Debugging and Logging#

Below, we describe how to access log outputs and show a sample debugging flow. We are still currently working on making logs more accessible and improving the debugging flow.

Logging#

There are two main ways to access logs.

Logs are automatically output onto the cluster, in the file ~/.rh/cluster_server_<cluster_name>.log. You can ssh into the cluster with ssh cluster-name to access these logs.

Alternatively, to see logs on your local machine while running a remote function, you can add the stream_logs=True argument to your function call.

remote_fn = rh.function(fn)
fn(fn_args, stream_logs=True)

Debugging#

For general debugging that doesn’t occur within remote function calls, you can add import pdb; pdb.set_trace() whereever you want to set your debugging session. If the code is being run locally at the point of the debugger, you’ll be able to access the session from your local machine. If the code is being run remotely on a cluster, you will need to ssh into the cluster with ssh cluster-name, and then run screen -r inside the cluster. From there, you will see the RPC logs being printed out, and can debug normally inside the screen.

Note

When debugging inside screen, please use Ctrl A+D to exit out of the screen. Do NOT use Ctrl C, which will terminate the RPC server.

If you accidentally terminate the RPC server, you can run cluster.restart_server() to restart the server.

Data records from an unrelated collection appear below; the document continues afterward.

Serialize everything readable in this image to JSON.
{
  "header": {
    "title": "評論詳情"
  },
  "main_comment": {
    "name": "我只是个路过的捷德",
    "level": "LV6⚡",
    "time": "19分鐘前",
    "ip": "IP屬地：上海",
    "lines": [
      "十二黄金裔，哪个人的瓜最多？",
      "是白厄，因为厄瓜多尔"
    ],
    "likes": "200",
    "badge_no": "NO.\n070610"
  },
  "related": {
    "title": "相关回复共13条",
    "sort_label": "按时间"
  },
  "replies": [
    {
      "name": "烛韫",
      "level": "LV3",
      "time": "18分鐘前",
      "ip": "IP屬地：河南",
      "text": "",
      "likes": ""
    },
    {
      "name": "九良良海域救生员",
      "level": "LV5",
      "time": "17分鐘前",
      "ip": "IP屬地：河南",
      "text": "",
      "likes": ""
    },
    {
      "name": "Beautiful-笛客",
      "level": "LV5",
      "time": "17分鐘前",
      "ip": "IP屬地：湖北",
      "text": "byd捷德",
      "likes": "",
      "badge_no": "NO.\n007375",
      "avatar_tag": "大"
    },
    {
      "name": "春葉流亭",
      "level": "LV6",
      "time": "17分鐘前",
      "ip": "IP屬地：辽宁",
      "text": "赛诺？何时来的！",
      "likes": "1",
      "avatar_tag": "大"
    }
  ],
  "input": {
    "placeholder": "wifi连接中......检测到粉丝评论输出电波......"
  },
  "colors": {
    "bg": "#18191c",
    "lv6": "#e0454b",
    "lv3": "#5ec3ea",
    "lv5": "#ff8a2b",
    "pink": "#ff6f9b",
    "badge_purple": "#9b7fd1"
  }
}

For debugging remote functions, which are launched using ray, we can utilize Ray’s debugger. Add a breakpoint() call inside the function where you want to start the debugging session, then ssh into the cluster with ssh cluster-name, and call ray debug to view select the breakpoint to enter. You can run normal pdb commands within the debugging session, and can refer to Ray Debugger for more information.